Лето уходит
14 августа 2020 г. в 23:03
***
Все уже смиряются с наступающей осенью, когда неожиданно на несколько дней август вспоминает о том, что он летний месяц.
Теперь, после зарядивших на неделю холодных дождей, ненадолго вернувшееся лето отзывается внутри какой-то особой, пронзительно-тянущей печалью. Наверное, это оттого что оно действительно ненадолго — прогнозы погоды показывают плачущие тучки уже через три дня.
Все откликаются по-разному.
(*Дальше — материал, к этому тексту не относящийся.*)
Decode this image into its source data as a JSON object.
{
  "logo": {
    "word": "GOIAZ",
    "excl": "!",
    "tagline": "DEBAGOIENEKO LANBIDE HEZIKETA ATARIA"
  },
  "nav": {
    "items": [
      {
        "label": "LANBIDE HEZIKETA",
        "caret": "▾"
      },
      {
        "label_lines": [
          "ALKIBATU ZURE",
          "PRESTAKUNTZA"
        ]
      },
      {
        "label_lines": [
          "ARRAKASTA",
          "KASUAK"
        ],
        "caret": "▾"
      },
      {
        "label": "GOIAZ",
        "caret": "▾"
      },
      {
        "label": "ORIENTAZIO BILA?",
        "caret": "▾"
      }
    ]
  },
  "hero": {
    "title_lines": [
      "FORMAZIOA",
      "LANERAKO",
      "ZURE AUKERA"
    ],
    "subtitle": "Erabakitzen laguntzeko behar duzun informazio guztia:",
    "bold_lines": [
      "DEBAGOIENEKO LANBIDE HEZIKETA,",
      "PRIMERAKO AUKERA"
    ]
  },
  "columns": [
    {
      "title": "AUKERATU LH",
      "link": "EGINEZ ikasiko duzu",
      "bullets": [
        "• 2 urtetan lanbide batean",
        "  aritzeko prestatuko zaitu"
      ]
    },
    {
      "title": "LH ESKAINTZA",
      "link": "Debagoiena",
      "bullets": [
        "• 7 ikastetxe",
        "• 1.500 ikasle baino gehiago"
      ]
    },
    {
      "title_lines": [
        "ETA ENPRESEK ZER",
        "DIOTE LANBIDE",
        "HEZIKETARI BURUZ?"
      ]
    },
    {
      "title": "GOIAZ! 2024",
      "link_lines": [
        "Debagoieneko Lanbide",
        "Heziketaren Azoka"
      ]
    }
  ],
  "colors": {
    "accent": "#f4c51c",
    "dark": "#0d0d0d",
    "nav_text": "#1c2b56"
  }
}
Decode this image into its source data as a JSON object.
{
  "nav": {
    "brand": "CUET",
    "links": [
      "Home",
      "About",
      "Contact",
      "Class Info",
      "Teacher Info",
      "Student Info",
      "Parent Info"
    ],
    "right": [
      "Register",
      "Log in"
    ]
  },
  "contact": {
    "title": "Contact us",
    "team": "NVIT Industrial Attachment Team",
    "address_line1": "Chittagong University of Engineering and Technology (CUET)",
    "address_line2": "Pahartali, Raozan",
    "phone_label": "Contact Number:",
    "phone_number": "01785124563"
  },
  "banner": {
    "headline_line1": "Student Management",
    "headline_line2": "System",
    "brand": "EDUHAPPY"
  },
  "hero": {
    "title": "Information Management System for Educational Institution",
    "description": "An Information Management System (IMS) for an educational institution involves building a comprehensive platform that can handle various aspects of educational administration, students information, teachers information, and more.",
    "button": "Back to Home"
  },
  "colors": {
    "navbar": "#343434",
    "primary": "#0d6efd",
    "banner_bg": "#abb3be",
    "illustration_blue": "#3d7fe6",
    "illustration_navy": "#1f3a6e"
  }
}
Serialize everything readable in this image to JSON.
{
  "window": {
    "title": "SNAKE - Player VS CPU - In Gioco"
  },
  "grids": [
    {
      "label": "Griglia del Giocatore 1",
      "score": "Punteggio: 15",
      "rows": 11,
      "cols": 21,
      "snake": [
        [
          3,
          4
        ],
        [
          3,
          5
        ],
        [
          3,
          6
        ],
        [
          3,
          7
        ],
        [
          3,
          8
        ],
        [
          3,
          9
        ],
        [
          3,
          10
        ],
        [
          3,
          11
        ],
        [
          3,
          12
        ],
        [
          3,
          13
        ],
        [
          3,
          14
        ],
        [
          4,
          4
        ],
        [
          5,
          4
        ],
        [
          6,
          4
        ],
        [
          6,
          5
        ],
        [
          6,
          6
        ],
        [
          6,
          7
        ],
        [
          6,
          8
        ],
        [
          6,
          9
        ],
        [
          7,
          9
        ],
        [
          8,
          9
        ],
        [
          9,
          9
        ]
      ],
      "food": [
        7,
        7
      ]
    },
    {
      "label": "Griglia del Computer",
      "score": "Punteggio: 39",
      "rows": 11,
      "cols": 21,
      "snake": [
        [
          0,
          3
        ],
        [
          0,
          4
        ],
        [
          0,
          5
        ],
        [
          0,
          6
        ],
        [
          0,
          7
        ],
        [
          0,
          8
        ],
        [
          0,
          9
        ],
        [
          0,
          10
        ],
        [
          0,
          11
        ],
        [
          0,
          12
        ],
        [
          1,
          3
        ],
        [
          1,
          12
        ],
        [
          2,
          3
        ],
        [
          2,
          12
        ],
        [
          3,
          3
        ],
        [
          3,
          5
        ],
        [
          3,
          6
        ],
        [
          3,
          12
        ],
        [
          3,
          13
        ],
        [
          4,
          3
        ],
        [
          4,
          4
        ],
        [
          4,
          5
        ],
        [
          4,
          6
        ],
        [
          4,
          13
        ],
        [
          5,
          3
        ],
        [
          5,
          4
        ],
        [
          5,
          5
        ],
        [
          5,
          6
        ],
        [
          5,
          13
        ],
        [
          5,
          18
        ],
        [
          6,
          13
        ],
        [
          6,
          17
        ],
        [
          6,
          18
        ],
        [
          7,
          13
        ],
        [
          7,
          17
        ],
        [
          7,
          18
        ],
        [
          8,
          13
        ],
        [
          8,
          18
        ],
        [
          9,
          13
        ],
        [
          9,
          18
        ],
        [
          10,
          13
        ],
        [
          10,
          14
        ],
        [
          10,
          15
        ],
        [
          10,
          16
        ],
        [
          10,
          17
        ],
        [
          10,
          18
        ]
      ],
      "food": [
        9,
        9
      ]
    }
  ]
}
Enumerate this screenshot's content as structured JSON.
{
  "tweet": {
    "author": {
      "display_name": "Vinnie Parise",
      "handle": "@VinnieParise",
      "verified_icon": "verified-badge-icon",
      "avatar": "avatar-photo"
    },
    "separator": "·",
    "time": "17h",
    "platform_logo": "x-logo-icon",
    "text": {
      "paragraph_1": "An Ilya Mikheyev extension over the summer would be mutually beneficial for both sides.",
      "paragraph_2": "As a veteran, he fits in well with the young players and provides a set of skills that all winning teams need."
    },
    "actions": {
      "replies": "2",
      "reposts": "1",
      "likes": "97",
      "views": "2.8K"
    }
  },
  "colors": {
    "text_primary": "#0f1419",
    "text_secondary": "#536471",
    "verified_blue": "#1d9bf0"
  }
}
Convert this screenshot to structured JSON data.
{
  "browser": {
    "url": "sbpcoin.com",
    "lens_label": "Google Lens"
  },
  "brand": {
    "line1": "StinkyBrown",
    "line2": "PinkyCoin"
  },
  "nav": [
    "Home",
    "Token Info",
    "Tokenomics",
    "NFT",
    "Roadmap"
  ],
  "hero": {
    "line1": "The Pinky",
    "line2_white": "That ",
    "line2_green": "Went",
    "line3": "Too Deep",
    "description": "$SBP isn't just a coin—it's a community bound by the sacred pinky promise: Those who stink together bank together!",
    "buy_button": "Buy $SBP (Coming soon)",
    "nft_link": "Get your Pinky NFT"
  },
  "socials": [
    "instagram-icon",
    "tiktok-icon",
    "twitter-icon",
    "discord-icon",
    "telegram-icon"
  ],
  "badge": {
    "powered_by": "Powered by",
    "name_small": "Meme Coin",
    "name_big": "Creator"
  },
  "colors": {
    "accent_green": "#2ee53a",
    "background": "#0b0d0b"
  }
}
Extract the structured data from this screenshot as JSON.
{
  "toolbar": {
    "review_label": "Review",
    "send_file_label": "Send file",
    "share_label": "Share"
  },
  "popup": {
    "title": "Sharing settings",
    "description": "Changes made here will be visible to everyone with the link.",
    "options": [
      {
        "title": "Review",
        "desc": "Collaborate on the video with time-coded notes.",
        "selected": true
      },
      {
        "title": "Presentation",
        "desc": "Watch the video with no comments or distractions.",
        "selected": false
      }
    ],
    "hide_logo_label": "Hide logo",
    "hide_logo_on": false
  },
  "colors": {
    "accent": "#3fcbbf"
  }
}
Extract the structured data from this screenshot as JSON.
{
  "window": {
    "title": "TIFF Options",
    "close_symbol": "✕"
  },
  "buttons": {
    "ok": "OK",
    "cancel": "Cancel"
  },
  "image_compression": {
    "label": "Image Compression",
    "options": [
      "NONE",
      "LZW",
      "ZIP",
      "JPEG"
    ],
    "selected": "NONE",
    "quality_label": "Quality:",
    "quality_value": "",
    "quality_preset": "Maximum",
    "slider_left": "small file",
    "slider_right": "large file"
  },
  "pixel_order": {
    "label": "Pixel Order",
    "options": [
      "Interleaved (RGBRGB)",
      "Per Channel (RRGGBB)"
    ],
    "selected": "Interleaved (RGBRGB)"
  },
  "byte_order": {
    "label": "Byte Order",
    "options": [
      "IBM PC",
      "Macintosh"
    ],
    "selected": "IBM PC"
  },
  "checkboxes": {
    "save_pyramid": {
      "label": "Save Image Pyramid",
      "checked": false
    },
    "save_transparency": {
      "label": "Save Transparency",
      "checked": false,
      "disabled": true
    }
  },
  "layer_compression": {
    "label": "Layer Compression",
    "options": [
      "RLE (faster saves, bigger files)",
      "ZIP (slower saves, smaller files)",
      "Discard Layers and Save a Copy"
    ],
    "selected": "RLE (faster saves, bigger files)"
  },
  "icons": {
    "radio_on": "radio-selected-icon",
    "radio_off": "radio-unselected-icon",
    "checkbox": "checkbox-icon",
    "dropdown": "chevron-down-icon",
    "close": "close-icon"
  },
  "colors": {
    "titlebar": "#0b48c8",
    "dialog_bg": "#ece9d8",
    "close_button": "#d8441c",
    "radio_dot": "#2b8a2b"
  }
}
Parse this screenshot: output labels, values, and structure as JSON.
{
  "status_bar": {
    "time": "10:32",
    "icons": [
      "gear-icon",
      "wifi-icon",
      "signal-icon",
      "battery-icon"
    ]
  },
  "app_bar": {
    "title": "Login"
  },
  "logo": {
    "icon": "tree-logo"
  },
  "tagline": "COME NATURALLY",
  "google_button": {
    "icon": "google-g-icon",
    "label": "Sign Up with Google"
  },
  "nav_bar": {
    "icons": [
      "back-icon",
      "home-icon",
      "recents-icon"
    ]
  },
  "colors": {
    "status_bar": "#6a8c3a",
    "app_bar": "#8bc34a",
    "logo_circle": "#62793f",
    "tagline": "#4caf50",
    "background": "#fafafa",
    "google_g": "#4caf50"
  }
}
Странно, если бы было иначе.
Слизеринцы вначале не замечают ничего необычного. В погребе, постепенно превратившемся в лабиринт коридоров-ответвлений-лабораторий с выделенными отдельно настоящими погребами для заготовок всегда сумрачно. И время течёт тихо и медленно. И погода всегда одна — сухая и прохладная.
Только когда пуффендуйцы зовут их на обед (завтрак они уже пропустили), слизеринцы понимают, что что-то не так. Сперва они пугаются. И думают, что их отравили. Кто и зачем — непонятно. И как — тоже. Тщательный анализ ситуации ничего не даёт, сворачиваясь клубочком в голове и тихонько напевая смутно знакомую мелодию. Слизеринцы проверяют свою кровь на всевозможные зелья и не находят ничего. А потом они, отчаявшись, заходят к когтевранцам. И осознают, что это просто августовская печаль. И радуются, что они всего лишь змеи, впадающие зимой в спячку, а не перелётные птицы, которых влечёт неизвестно куда вечно ищущая странничья натура.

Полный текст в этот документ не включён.